Director Interview Scenario
Your task is to guide a collaborative session with the team where we form a plan around the
below scenario. We need not cover every aspect, but there should be a good balance of
high-level vs detail, short vs long-term, innovation vs risk, strategic vs tactical. Examples of
things you could consider include staffing, architecture, operations, and quality. We're
looking for someone who has enough grasp of technology that they can use it to solve
problems and then organize and align teams around those solutions, while also questioning
and helping to shape the organization vision. At Netflix, we want our interviews to bring out
your best. To that end, you have a lot of freedom in how you choose to engage with us.
Note that we do not expect an entire presentation prepared ahead-of-time, the intent is to
work together to develop a solution and debate it.
The Good
You've been hired as the new CTO of a budding online food-delivery service in the Bay
Area. We've enjoyed early success getting three partner restaurants on board and thanks
to timely, accurate food deliveries, customer demand is increasing. We've just raised a
round of cash and want to take this to the next level.
The Bad
BizDev has tentatively signed on 5 new partner restaurants. The CEO is looking for metrics
on partner performance to better understand where to invest. The Board is discussing
expanding into more regions over the next 5 years. All are looking to you for a plan.
The Ugly
The systems supporting the three partners had to be customized for each one's different
workflows and business practices. These misalignments lead to mistakes and painful
customer support, risking our company's main competitive advantage in a crowded market.

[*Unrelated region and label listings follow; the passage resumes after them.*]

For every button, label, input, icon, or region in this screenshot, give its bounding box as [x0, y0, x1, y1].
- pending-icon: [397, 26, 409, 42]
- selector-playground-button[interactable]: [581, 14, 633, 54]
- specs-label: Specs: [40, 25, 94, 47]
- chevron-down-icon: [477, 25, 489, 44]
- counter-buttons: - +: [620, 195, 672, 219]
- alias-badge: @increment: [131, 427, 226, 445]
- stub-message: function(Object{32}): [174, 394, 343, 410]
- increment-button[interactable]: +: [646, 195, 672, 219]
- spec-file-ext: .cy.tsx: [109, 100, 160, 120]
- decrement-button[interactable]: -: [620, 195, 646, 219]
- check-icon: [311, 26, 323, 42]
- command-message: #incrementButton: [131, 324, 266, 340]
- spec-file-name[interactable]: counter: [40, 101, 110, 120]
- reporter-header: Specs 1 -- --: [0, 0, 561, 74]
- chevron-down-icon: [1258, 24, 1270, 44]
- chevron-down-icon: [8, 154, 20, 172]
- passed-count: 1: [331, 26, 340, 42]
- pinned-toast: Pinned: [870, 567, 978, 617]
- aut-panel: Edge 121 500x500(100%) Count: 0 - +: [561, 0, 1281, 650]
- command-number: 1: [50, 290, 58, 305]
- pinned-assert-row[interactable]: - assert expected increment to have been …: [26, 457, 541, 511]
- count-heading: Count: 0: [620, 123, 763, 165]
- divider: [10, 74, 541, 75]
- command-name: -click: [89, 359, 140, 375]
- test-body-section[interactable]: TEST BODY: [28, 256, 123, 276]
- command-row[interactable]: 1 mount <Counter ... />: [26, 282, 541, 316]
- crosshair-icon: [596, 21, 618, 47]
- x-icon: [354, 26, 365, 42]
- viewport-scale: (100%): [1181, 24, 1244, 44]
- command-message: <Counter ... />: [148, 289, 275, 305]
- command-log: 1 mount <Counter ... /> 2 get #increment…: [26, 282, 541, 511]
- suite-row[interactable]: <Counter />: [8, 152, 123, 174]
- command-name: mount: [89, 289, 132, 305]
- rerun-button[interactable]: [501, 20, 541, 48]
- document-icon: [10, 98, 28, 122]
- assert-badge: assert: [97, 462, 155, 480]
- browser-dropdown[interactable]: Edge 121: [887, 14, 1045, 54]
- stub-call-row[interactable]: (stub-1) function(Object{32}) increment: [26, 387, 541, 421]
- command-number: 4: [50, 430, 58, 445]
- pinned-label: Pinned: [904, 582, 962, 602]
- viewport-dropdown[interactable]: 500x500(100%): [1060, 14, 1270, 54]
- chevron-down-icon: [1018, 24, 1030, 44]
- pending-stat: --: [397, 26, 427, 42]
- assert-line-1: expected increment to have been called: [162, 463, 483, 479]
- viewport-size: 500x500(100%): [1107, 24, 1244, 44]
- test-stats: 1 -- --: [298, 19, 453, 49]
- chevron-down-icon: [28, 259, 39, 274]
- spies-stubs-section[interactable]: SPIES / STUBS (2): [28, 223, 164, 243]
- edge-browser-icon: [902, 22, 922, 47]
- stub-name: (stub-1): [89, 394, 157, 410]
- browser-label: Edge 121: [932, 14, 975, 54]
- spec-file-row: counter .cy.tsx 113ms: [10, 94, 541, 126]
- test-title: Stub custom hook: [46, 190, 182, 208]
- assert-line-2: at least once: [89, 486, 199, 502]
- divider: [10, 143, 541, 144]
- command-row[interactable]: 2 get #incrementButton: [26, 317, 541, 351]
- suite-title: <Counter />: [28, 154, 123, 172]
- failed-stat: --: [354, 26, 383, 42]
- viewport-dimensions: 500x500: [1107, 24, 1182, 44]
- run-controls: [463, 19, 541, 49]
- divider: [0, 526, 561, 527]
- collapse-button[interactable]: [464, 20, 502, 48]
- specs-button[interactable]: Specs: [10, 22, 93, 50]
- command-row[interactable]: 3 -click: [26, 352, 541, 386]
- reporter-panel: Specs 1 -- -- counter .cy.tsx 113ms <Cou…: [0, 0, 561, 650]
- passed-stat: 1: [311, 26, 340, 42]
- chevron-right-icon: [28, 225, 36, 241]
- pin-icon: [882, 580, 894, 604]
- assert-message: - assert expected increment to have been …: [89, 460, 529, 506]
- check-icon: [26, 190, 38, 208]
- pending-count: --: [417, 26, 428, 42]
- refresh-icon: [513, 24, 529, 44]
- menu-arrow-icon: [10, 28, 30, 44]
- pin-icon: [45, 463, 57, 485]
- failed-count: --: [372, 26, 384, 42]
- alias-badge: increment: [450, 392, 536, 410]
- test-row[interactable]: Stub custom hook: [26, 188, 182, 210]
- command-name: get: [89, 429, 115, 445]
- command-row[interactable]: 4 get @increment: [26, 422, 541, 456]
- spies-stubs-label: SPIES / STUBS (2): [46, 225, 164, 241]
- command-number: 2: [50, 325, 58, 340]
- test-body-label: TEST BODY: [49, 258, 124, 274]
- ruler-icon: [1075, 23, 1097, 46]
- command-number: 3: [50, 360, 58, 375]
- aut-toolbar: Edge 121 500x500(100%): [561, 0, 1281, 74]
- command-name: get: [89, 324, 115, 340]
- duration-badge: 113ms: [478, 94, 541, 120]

The dev team is already stretched thin just supporting the three partner restaurants we
already have.
--
We'd like to spend the first 10 minutes with introductions where you can ask questions and
get to know us, the next 45 minutes debating the above scenario and the last 5 minutes for
feedback. That is a lot to ask in a short time, so use your judgment in what you choose to
cover and how to make the most of it.
Good luck, we're thrilled to meet you!
Additional Context
Some initial assumptions you can make to save some time:
1. We already have a basic microservice architecture in place on AWS.
2. We have a fleshed-out web app which customers (individual users) can use to order
food and pay via Stripe. The order fulfillment process is:
a. Our three current partners are small and unsophisticated. We've provided
each with an ipad configured with an email client.
b. Our system sends emails with order details to partner restaurants and delivery
info to a contracted local delivery service.
c. Partner restaurants do not communicate directly with customers. If there are
any changes, problems, or updates to delivery times, the partner emails us
and we handle communication and charge adjustments manually.
d. After delivery, drivers click a special link they received in their email to
confirm. This triggers a Stripe transfer to the partner restaurant.
i. We don't store card numbers or process payments ourselves
3. Menu creation is very high-touch:
a. Our employees go on-site to partner restaurants and take photos.
b. Details are entered into a Google Sheet.
c. An engineer manually runs a script to import the sheet into our database.
d. Changes require manually tweaking the DB or a re-import of the entire sheet.
4. We have minimal analytics.
a. Creating stats require an engineer to run queries by hand.
b. We have a feedback widget on our site, customers generally seem happy.
Most customers make additional orders.
c. Since we only have three partner restaurants and currently maintain a close
relationship with each, we can confidently say they are happy.
d. Though simple, the system itself is quite stable; unexpected downtime is rare.